ILO presents at "Connecting the Dots" Symposium on Future of Work and Ageing

 Photo Credit: ILO Caribbean

The International Labour Organization (ILO) recently attended a two-day symposium titled “Connecting the Dots: Work • Life • Balance • Ageing” which was hosted by The Institute of Gender Development Studies (IGDS) of the University of the West Indies in Trinidad. The conference was held on 26-27 April 2018 at the Teaching and Learning Complex, UWI, St. Augustine and explored issues surrounding the productivity and wellbeing of working men and women in Trinidad and Tobago and the Caribbean. The aim was to generate discussions on the challenges facing the region and to bolster support from stakeholders to tackle the policy and planning gaps existing in work, family and ageing.

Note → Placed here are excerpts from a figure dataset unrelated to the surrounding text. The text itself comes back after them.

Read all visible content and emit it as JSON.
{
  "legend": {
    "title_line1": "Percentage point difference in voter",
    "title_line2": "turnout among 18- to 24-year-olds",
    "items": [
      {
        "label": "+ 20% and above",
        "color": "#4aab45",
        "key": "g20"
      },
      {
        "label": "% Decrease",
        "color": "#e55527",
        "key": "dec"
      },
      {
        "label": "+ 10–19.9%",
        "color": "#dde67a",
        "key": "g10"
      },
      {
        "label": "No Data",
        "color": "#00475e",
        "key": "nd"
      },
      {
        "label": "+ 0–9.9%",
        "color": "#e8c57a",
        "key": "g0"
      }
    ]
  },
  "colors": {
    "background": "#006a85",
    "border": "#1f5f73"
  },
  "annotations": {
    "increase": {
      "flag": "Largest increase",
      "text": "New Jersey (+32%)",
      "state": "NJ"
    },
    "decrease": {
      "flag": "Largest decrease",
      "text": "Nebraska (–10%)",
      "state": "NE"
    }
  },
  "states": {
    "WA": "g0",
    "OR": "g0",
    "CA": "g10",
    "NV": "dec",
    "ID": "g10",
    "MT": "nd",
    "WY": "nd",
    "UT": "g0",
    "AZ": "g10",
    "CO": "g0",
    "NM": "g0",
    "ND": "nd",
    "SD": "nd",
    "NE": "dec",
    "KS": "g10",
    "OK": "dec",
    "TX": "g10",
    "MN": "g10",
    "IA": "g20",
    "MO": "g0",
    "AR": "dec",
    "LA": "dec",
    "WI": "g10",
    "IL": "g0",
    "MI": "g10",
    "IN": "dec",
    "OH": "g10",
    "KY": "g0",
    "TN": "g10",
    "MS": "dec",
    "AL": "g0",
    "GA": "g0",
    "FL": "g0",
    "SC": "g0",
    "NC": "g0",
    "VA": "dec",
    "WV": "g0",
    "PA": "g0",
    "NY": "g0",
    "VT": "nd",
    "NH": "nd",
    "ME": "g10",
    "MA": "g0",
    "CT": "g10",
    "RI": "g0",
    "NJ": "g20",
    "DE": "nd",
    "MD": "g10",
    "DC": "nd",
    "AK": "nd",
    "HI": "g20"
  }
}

ILO Social Protection and OSH Specialist, Ariel Piño, delivered a presentation on “The future of work and its impact on young people and the aged” which looked at some of the major trends impacting the future of work, which include technology, globalization, demography, migration, gender gap, inequalities.

Feature keynote speaker Professor Denise Eldemire, of the Shearer Centre for Ageing at The UWI’s Mona Campus presented on ‘Ageing and The Art of Living: A Doctor’s Prescription’. Other presenters included Francis Jones, Population Affairs Officer, UNECLAC; Dr Nelleen Baboolal, Senior Lecturer in Psychiatry; and Dr Camille Huggins, Home Manager and Social Work Lecturer.

Researchers, practitioners and agencies in the field of ageing, human resource management, and policy came together to share the findings of their research and experience. Special interest groups such as the elderly and civil society also enriched the discussions.

It is well recognized that societies where there has been a shift in age groups, some leading to longer life expectancy and an expanding ageing population, with a simultaneously shrinking workforce relative to the young and old populations have had to confront these issues and plan accordingly for the future.

Caribbean societies must now examine these deficiencies in work life balance and begin to plan for a sustained quality of life while managing the productivity of those who are gainfully employed.